At the start hopes were high. One of the major flaws of the first film was the confusing decision to film all of the action scenes in mid close up when they really should have pulled back. Here West does pull back allowing the scenes to unfold clearly in majestic wide angles. Jet Li is allowed a bonanza fight sequence with some frying pans but then wisely exits for the rest of the film.

In this first scene the violence is ramped up and heads are exploding everywhere and there is an impressive bridge explosion. It seems most of the budget went on this though as it never gets this good again. The film meanders with the awful dialogue mumbled and mangled through various thick accents and wooden deliveries. Most annoying and flawed is the screenplay which is truly by numbers this time out. The screenplay (credited to about three writers) is simply contrivances and unlikely turns of events so that they can shoehorn in Chuck Norris in a self-referential cameo which stops the movie dead.

When the characters try to emote it’s laughable and there is nothing like the touching Mickey Rourke monologue from the first film. Schwarzenegger and Bruce Willis are also given more to do resulting in Arnie doing a riff on his ‘I’ll be back’ catchphrase about nine times each more groan inducing than the last. I’m not sure when it happened exactly and it could be because of his prolonged absence from the cinema but Schwarzenegger seems to be revered as some kind of thesp of the modern age, people are going to learn that shock horror, he really isn’t that great and sadly here he completely parodies his image and it’s embarrassing.

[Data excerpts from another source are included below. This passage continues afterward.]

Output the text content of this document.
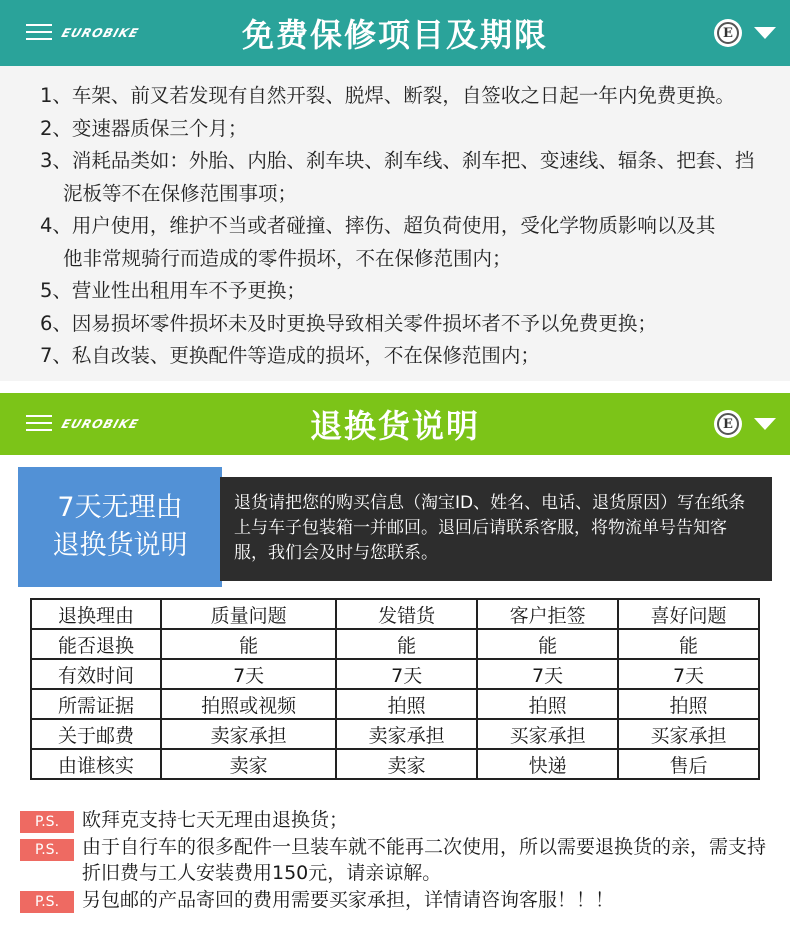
EUROBIKE	免费保修项目及期限	E

1、车架、前叉若发现有自然开裂、脱焊、断裂，自签收之日起一年内免费更换。

2、变速器质保三个月；

3、消耗品类如：外胎、内胎、刹车块、刹车线、刹车把、变速线、辐条、把套、挡
泥板等不在保修范围事项；

4、用户使用，维护不当或者碰撞、摔伤、超负荷使用，受化学物质影响以及其
他非常规骑行而造成的零件损坏，不在保修范围内；

5、营业性出租用车不予更换；

6、因易损坏零件损坏未及时更换导致相关零件损坏者不予以免费更换；

7、私自改装、更换配件等造成的损坏，不在保修范围内；

EUROBIKE	退换货说明	E
7天无理由
退换货说明
退货请把您的购买信息（淘宝ID、姓名、电话、退货原因）写在纸条上与车子包装箱一并邮回。退回后请联系客服，将物流单号告知客服，我们会及时与您联系。
退换理由	质量问题	发错货	客户拒签	喜好问题
能否退换	能	能	能	能
有效时间	7天	7天	7天	7天
所需证据	拍照或视频	拍照	拍照	拍照
关于邮费	卖家承担	卖家承担	买家承担	买家承担
由谁核实	卖家	卖家	快递	售后
P.S.	欧拜克支持七天无理由退换货；
P.S.	由于自行车的很多配件一旦装车就不能再二次使用，所以需要退换货的亲，需支持折旧费与工人安装费用150元，请亲谅解。
P.S.	另包邮的产品寄回的费用需要买家承担，详情请咨询客服！！！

When your film has the best performance given by Jean-Claude Van Damme and he makes everyone else look bad then it’s time for an agonising re-appraisal of the whole franchise. This should be the end of this smug, shallow franchise but sadly Nicolas Cage is rumoured for part three, and he will do ANYTHING for money. This is the dreck that the first film threatened to be when ageing action stars think it’s enough to just show up. The Expendables 2 might be the best film you ever see after 15 beers and some Jagerbombs but anyone looking for depth, nuance and plot should steer well clear.